I don't disagree that something should be done in the future to prevent this, but when you gamble, sometime you lose.

2 comments

Chose to exceed that and also not diversify at the same time. In my mind they have only themselves to blame. They could have gotten one or two more accounts if they are legitimate businesses.
What if you have 3 billions to deposit, like Circle ? Open 1200 accounts in 1200 different banks ?
Let's not act like Circle's options were either to put 3 billion in one bank, or open 1200 accounts at 1200 banks.

-Purchase high-limit cash insurance from a Reinsurer like Lloyds of London or Berkshire Hathaway up to their underwriting limit, perhaps $100M. Do this across 4-5 different banks with 4-5 different reinsurers.

-Put the remaining $2-2.5B into mixed US Treasuries of varying maturities

They did already have 77% of the collateral in short-term T-bills, and the 23% in cash was spread out across multiple banks. They held $3.3bn at SVB, but that's out of $42bn total.
So then it sounds like they probably had 10-15 banks (entirely reasonable for them to be expected to open this many accounts at unique banks, given their business model) which is a far cry from the 1200 OP complained about.

If your entire business model revolves around moving multiple billions of dollars via an asset-backed stablecoin model, it's reasonable to expect you to have dozens of bank accounts, in at least 3 time zones, and likely more.

I don't know why people (not saying you specifically) seem to have this expectation any entity should be able to deposit billions of dollars risk-free at a single institution.

Ironically it's often the same people who can intuitively grasp why to hold your crypto across multiple wallets, who cannot fathom that infinite $ cannot be deposited at a single bank, without risk.

If you're leaving 7 to 9+ figures in a single account, then either buy custom insurance, or only do business with banks which offer excess insurance.

I'm not sure any private insurance exists that can cover a $42m deposit?
If you have 3 billion deposits, why not have let's say 3 different accounts with billion each?

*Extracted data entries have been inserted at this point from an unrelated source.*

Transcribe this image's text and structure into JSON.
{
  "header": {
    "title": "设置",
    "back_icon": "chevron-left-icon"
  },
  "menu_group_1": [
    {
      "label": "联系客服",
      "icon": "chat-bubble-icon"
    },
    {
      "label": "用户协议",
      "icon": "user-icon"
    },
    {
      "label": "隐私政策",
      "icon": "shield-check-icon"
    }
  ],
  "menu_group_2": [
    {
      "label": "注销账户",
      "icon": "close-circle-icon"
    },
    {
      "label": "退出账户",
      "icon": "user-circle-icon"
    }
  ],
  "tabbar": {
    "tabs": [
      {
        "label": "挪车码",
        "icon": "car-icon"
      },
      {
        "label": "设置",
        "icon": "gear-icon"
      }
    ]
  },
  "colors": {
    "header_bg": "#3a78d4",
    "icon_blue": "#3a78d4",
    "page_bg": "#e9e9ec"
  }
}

They don't cost that much money. And then even if one bank has system failure preventing transactions, you could have two others working. Or even some reasonable amount like one with each top 10 in users. With some amount of money in each allowing customers even better interaction.
Just buy us treasuries. There is no rule that you have to have cash at a bank.
They did have ~77% of collateral in T-bills. I do wonder why that wasn't even higher though.
Open 4 banks and you’ll lose at most 25%?

Use treasures bills if you’re that concerned.

They did use mostly T-bills, and spread out the cash over 6 banks - that's why it's "only" $3.3bn out of $42bn.
I mean then you accept that banks aren’t risk free? I’m not sure why people have been under the assumption they are.
You can buy specific insurance in case of bank defaults. That's what large businesses do on the regular, it is not a new or strange thing

People here simply decided to not inform themselves or seek appropriate assistance and therefore got bitten

You want to play at a risky bank, you get to pay for risky insurance.
Is your goal to eliminate risk, or to mitigate it?

If they had deposited that 3B in, say two banks rather than one, they'd have 1.5B in that other bank

They actually had like $12B split across 5 or 6 banks. But yeah, they definitely could've split it better. "No more than $1B per bank" seems like an easy rule, and even maxing at $500M could be doable.
two accounts at two different banks already decreases the expected loss by 45% or so. (not 50%, because of contagion)
Were they gambling by putting their money in an FDIC insured bank?

How do you even run a payroll system if your money is spread out between a dozen banks?

You use the various services that exist to do this? Or you just have enough money in your payroll source account?